Class Clown Spots a UFO

(Guided by Voices Inc. ; 2012)

By Brent Ables | 22 June 2012

Guided by Voices are victims of their own greatness. Hiatus notwithstanding, they’ve been so good for so long that we’ve come to take them for granted, greeting each new release with some lazy variation of the same lazy response. Critics will mention Pollard’s prolificacy first and foremost, and the general unevenness and all-over-the-placeness of his band’s albums is inevitably deduced as a consequence; clearly the guy just shits out thirty songs a day, and decides their placement on albums through some aleatory ritual involving Budweiser and a dart board. Which: maybe.

But why not give Pollard more credit than that? It would be one thing if his prolificacy was marked by monotony, and every new Guided by Voices album and song sounded like the last. Any discerning listener can see that’s not the case: Pollard and co. are endlessly experimenting, and the wonderful inconsistency of their enormous corpus can be seen less as a case of poor self-editing and more as the byproduct of an endless attempt to exploit the unending possibilities of rock music. So what if they miss the target almost as much as they hit it? The song will be over in two minutes anyway. Is your time really so fucking important?

Case in point: Class Clown Spots a UFO is a pretty good record, but really doesn’t sound that much like Let’s Go Eat the Factory, which was released all of five months ago. Yes, they both sound like Guided by Voices—no one’s going to mistake Pollard or current co-captain Tobin Sprout for anyone else at this point. But where Factory found the newly-reunited band indulging their latent prog tendencies on epic three- and four-minute (!) tracks, Class Clown has them chugging out twenty-one songs in forty minutes and focusing on a slightly grimier, more aggressive version of the GBV sound. This might make it a less welcoming record than Factory, but it’s just as playful and sprightly: the band is still pushing at the edges of what they can do on many tracks—are those horns I hear on “They and Them”?—even while others (“Billy Wire”) see them returning to the rough minimalism of their late-‘80s heyday. It’s new and old Guided by Voices all in one brisk package, and has all the strengths and weaknesses of both.

One of the immensely pleasant surprises of Let’s Go Eat the Factory was that Tobin Sprout was writing songs that were not just on Pollard’s level, but sometimes better: “Waves” and “God Loves Us” are still two of the straight-up best rock songs of the year, in my book. So it’s a little disappointing to find Sprout’s contributions to Class Clown tending more towards the forgettable side, although his resourceful use of basic guitar textures remains as ingenious as ever. For better or worse, Pollard steps back into the spotlight here. In so doing, he releases some of his best songs in a long while. The anthemic title track, complete with handclaps and synth-horns, is every bit as joyful as its “Up, up, up we go!” lyrics would have you expect; “Fly Baby,” on the other hand, showcase a more gentle, acoustic side of Pollard’s songwriting that we’ve seen on classics like “Drinker’s Peace.” Overall, his contributions might not be as impressive here as on Factory, but Pollard is really no better or worse than he’s ever been.

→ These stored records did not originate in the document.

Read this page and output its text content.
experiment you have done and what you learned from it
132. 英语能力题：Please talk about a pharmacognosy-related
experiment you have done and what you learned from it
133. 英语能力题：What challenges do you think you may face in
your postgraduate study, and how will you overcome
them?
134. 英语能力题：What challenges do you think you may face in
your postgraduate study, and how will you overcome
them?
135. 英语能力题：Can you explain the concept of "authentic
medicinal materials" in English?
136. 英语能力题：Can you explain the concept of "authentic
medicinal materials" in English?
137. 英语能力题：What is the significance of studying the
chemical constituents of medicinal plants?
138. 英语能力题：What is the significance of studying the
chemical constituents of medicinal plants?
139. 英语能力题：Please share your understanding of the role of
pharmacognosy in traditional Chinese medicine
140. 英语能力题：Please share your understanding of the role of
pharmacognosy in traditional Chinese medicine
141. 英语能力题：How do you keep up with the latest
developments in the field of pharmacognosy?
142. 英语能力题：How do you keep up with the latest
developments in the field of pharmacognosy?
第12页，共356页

Which, really, is an accurate way to describe the second coming of Guided by Voices. They’re like your friendly neighborhood drunk: you always know they’ll be sloshed, but you can never quite be sure what they’re going to say or do the next time you see them. Class Clown gives us what is most best and most constant about the band—their sonic restlessness, shambolic hooks, broken glory—and nothing less. The next sixteen albums, we can only assume, will do the same.